Kiss the Dust by Elizabeth Laird
My rating: 3 of 5 stars
The hallmark of an Elizabeth Laird book is research. Regardless of the topic, her books are always grounded very solidly in truth. I believe what she writes and that’s a testament to her sensitivity as a writer. I adored The Garbage King and in a sort of strange way Kiss the Dust is a little bit of a precursor to that book despite their vastly different subject area.
Kiss the Dust, written in 1991, is set initially in Iraq. Tara is living a comfortable life until her father’s work with the Kurdish resistance becomes discovered by the Iraqi secret police. This results in Tara’s family leaving the country and becoming refugees.
It’s a sensitive, mature coming of age story for both Tara and her family. Set in a period of history I know very little about, Laird is clever at fleshing out her story with incidental detail without distracting from the central narrative. It’s also intriguing to see how she constantly draws her story into discussing community, how people shape home regardless of where you thought your home was.

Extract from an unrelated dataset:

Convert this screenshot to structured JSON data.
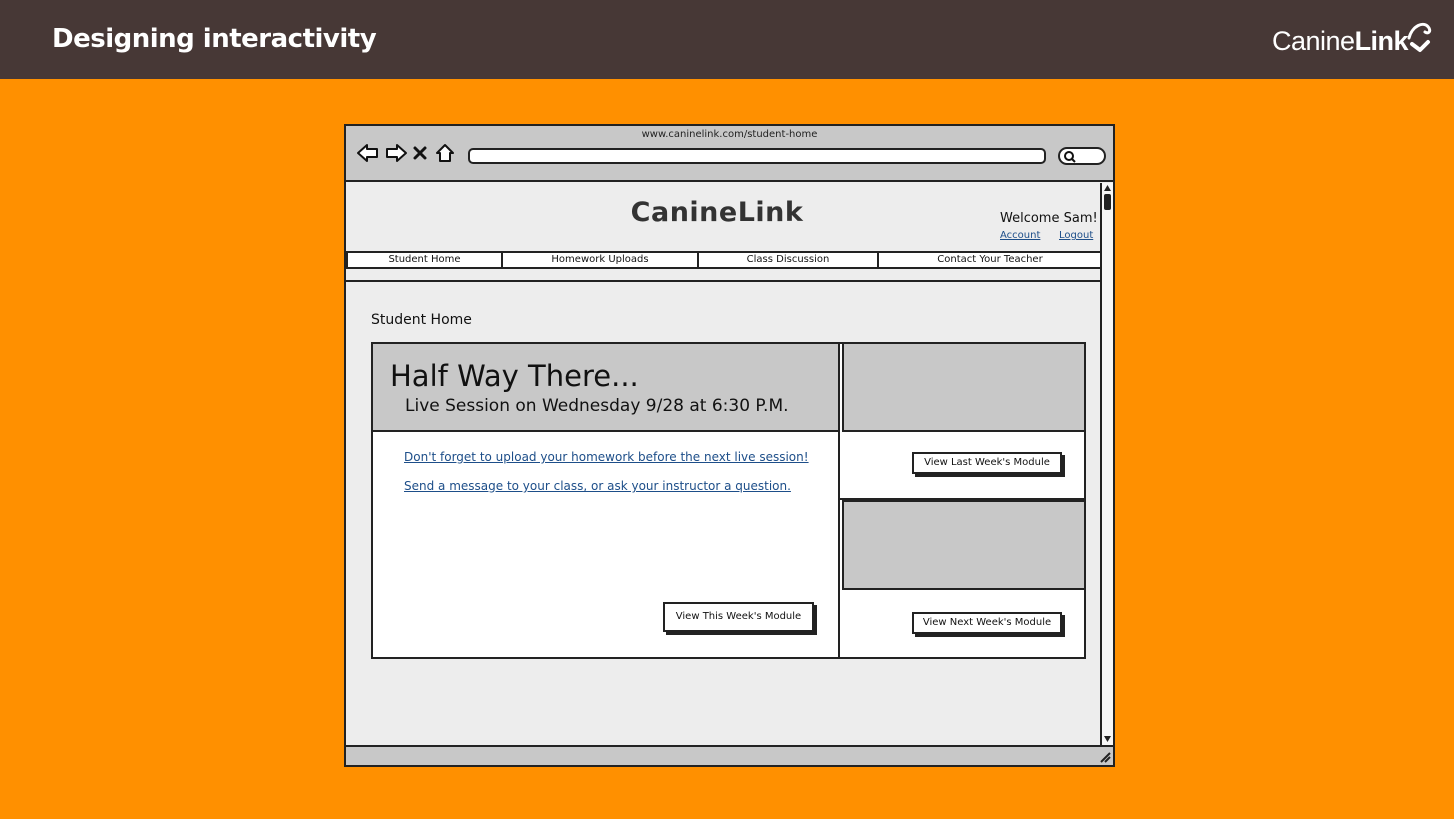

There were points in this book that became slow for me but I think that’s possibly a personal thing of balancing my expectations against the actual narrative. Additionally I wasn’t keen on the fact that the edition I read had a contextual preface in the front of it. I appreciate the necessity of context in a story of this nature but much prefer it to come after a book rather than at the front, before the actual story itself.
Thanks for this review. It sounds like a really interesting story and one I would be very interested in.